Of course, understanding the scales the licks are built on and how they fit in with the harmony is definitely important, and an area where I still need work :oops:

Great Googly Moogly
09-06-2007, 11:19 PM
. . . when I took up the electric and started learning from records, I was always trying to learn licks, figure out how they worked within a chord progression -- and then take them out of the context of that specific song and apply them to other songs in other keys when a similar sequence of chords was used. Great practice, I think.
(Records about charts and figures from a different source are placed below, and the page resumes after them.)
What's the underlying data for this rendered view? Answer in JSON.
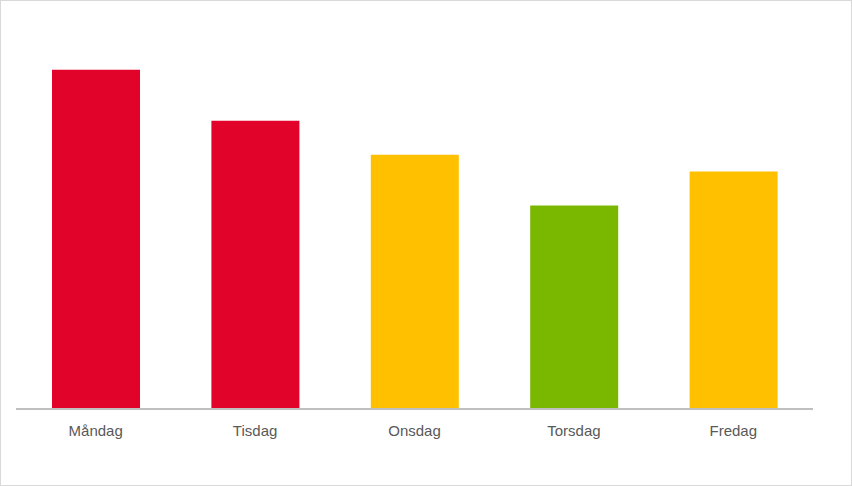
{
  "chart_data": {
    "type": "bar",
    "categories": [
      "Måndag",
      "Tisdag",
      "Onsdag",
      "Torsdag",
      "Fredag"
    ],
    "values": [
      34.0,
      28.9,
      25.5,
      20.4,
      23.8
    ],
    "colors": [
      "#e2032a",
      "#e2032a",
      "#ffc000",
      "#7ab800",
      "#ffc000"
    ],
    "ylim": [
      0,
      40
    ],
    "grid": false,
    "tick_labels": "x"
  }
}
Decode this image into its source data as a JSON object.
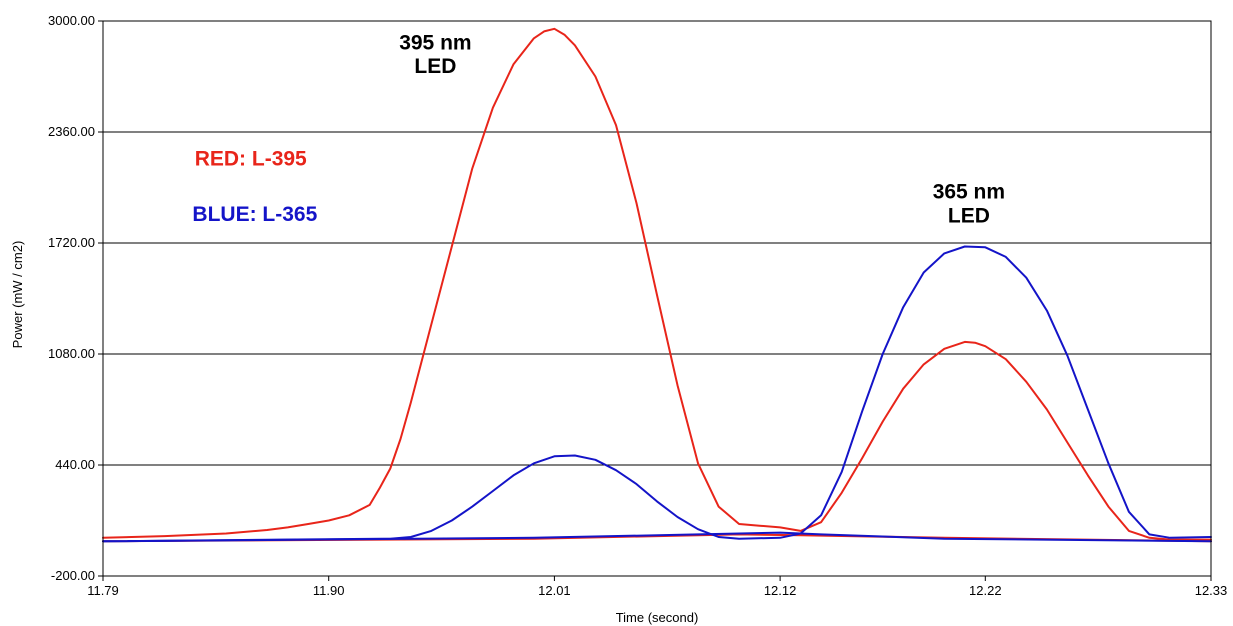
{
  "chart_data": {
    "type": "line",
    "xlabel": "Time (second)",
    "ylabel": "Power (mW / cm2)",
    "xlim": [
      11.79,
      12.33
    ],
    "ylim": [
      -200,
      3000
    ],
    "x_ticks": [
      {
        "value": 11.79,
        "label": "11.79"
      },
      {
        "value": 11.9,
        "label": "11.90"
      },
      {
        "value": 12.01,
        "label": "12.01"
      },
      {
        "value": 12.12,
        "label": "12.12"
      },
      {
        "value": 12.22,
        "label": "12.22"
      },
      {
        "value": 12.33,
        "label": "12.33"
      }
    ],
    "y_ticks": [
      {
        "value": -200,
        "label": "-200.00"
      },
      {
        "value": 440,
        "label": "440.00"
      },
      {
        "value": 1080,
        "label": "1080.00"
      },
      {
        "value": 1720,
        "label": "1720.00"
      },
      {
        "value": 2360,
        "label": "2360.00"
      },
      {
        "value": 3000,
        "label": "3000.00"
      }
    ],
    "grid": {
      "horizontal": true,
      "vertical": false
    },
    "series": [
      {
        "color": "#e8251a",
        "points": [
          [
            11.79,
            20
          ],
          [
            11.82,
            30
          ],
          [
            11.85,
            45
          ],
          [
            11.87,
            65
          ],
          [
            11.88,
            80
          ],
          [
            11.89,
            100
          ],
          [
            11.9,
            120
          ],
          [
            11.91,
            150
          ],
          [
            11.92,
            210
          ],
          [
            11.925,
            310
          ],
          [
            11.93,
            420
          ],
          [
            11.935,
            590
          ],
          [
            11.94,
            800
          ],
          [
            11.95,
            1250
          ],
          [
            11.96,
            1700
          ],
          [
            11.97,
            2150
          ],
          [
            11.98,
            2500
          ],
          [
            11.99,
            2750
          ],
          [
            12.0,
            2900
          ],
          [
            12.005,
            2940
          ],
          [
            12.01,
            2955
          ],
          [
            12.015,
            2920
          ],
          [
            12.02,
            2860
          ],
          [
            12.03,
            2680
          ],
          [
            12.04,
            2400
          ],
          [
            12.05,
            1950
          ],
          [
            12.06,
            1420
          ],
          [
            12.07,
            900
          ],
          [
            12.08,
            450
          ],
          [
            12.09,
            200
          ],
          [
            12.1,
            100
          ],
          [
            12.11,
            90
          ],
          [
            12.12,
            80
          ],
          [
            12.13,
            60
          ],
          [
            12.14,
            110
          ],
          [
            12.15,
            280
          ],
          [
            12.16,
            480
          ],
          [
            12.17,
            690
          ],
          [
            12.18,
            880
          ],
          [
            12.19,
            1020
          ],
          [
            12.2,
            1110
          ],
          [
            12.21,
            1150
          ],
          [
            12.215,
            1145
          ],
          [
            12.22,
            1125
          ],
          [
            12.23,
            1050
          ],
          [
            12.24,
            920
          ],
          [
            12.25,
            760
          ],
          [
            12.26,
            570
          ],
          [
            12.27,
            380
          ],
          [
            12.28,
            200
          ],
          [
            12.29,
            60
          ],
          [
            12.3,
            20
          ],
          [
            12.31,
            10
          ],
          [
            12.33,
            10
          ]
        ]
      },
      {
        "color": "#e8251a",
        "points": [
          [
            11.79,
            0
          ],
          [
            12.0,
            15
          ],
          [
            12.1,
            40
          ],
          [
            12.13,
            35
          ],
          [
            12.2,
            20
          ],
          [
            12.33,
            0
          ]
        ]
      },
      {
        "color": "#1414c8",
        "points": [
          [
            11.79,
            0
          ],
          [
            11.93,
            15
          ],
          [
            11.94,
            25
          ],
          [
            11.95,
            60
          ],
          [
            11.96,
            120
          ],
          [
            11.97,
            200
          ],
          [
            11.98,
            290
          ],
          [
            11.99,
            380
          ],
          [
            12.0,
            450
          ],
          [
            12.01,
            490
          ],
          [
            12.02,
            495
          ],
          [
            12.03,
            470
          ],
          [
            12.04,
            410
          ],
          [
            12.05,
            330
          ],
          [
            12.06,
            230
          ],
          [
            12.07,
            140
          ],
          [
            12.08,
            70
          ],
          [
            12.09,
            25
          ],
          [
            12.1,
            15
          ],
          [
            12.12,
            20
          ],
          [
            12.13,
            45
          ],
          [
            12.14,
            150
          ],
          [
            12.15,
            400
          ],
          [
            12.16,
            750
          ],
          [
            12.17,
            1080
          ],
          [
            12.18,
            1350
          ],
          [
            12.19,
            1550
          ],
          [
            12.2,
            1660
          ],
          [
            12.21,
            1700
          ],
          [
            12.22,
            1695
          ],
          [
            12.23,
            1640
          ],
          [
            12.24,
            1520
          ],
          [
            12.25,
            1330
          ],
          [
            12.26,
            1070
          ],
          [
            12.27,
            760
          ],
          [
            12.28,
            450
          ],
          [
            12.29,
            170
          ],
          [
            12.3,
            40
          ],
          [
            12.31,
            20
          ],
          [
            12.33,
            25
          ]
        ]
      },
      {
        "color": "#1414c8",
        "points": [
          [
            11.79,
            0
          ],
          [
            12.0,
            20
          ],
          [
            12.08,
            40
          ],
          [
            12.12,
            50
          ],
          [
            12.14,
            40
          ],
          [
            12.2,
            15
          ],
          [
            12.33,
            0
          ]
        ]
      }
    ],
    "annotations": [
      {
        "text": "395 nm",
        "x": 11.952,
        "y": 2837,
        "color": "#000000"
      },
      {
        "text": "LED",
        "x": 11.952,
        "y": 2700,
        "color": "#000000"
      },
      {
        "text": "365 nm",
        "x": 12.212,
        "y": 1978,
        "color": "#000000"
      },
      {
        "text": "LED",
        "x": 12.212,
        "y": 1838,
        "color": "#000000"
      },
      {
        "text": "RED: L-395",
        "x": 11.862,
        "y": 2168,
        "color": "#e8251a"
      },
      {
        "text": "BLUE: L-365",
        "x": 11.864,
        "y": 1848,
        "color": "#1414c8"
      }
    ]
  }
}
And this brings up another point about jamming and creating solos. Just playing scales can be pretty boring. I look at the scales as the building blocks with which you create interesing licks -- licks that use interval leaps and string bends and interesting rhythms, etc. In fact, since my theory is kind of hazy, I often picked up on licks that I really didn't understand how they worked theoretically. I just knew that they sounded sweet in certain situations. To me it's all about those sweet licks, so I tried to build my solo vocabulary on cool licks, rather than scales.I think what Slim says is very true. The best of jazz soloists have a library of "ii V I" (two, five, one) licks that they pull out of their hats every time a "ii V I" progression comes up. The jazz players who are able to draw from their library of "ii V I" licks always seem to sound the jazziest. The particular licks that we, as players, become accustomed to using are definitely signature of our backgrounds and playing styles, there's no doubt about it. That's why whenever a blues player stands in on a jazz solo, he always sounds like a blues guy playing jazz. Or whenever a rock guitarist stands in on a blues solo, he always sounds like a rock guy playing blues.

. . . In fact, since my theory is kind of hazy . . . :oops:I find that my theory is even kind of "Hayes"y at times.

Jonny Hotnuts
09-10-2007, 02:55 PM
I learned from the school of shred guitar.
I often had people say something on the lines of "your as good as Vai!!!"
I would reply, "you are only as good as the songs you write....just because I can play Vai's work does not make me as good."

I still pick up an electric for kicks every now and again....
Those were the days!

-JH

brian richardson
09-10-2007, 03:29 PM
how did the race go jonny??

Glenn
09-11-2007, 10:07 PM
I've been playing CG for 8 about years and have been switching gears lately so I can rock out and play some blues. I think one thing that CG players take for granted is the ability to play good rhythm guitar. From what I'm learning a good solo guitar player is a good rhythm player. You don't have to learn complex rhytms for blues and rock but to be able to play the same progression or riff over and over is not as easy as it seems. That in itself takes a lot of discipline that pure CG players don't understand. I purchased a Taylor, a Hamer XT series, and a Gretsch 5120 in the last few months so I can have a rockin' good time with different types of guitars!

cgram@adelphia.net
09-12-2007, 11:17 PM
I find that players who improvise using the so-called Berklee Method, ie learning fundamental scales and their modes in every possible position and key, often sound very boring and derivative. It's often more melodic to improvise thinking in triads, relative chords and tonal centers, etc. Every great jazz player has his own way of going about it, Pat Martino, for example, famously uses only one minor tonality and just plays it in different keys over different chords. You can pretty much call any group of notes, whether it be a scale, chord, arp., etc., anything, depending on the context. The most obvious example is relative major and minor, where an a minor 7 becomes a c major, for example.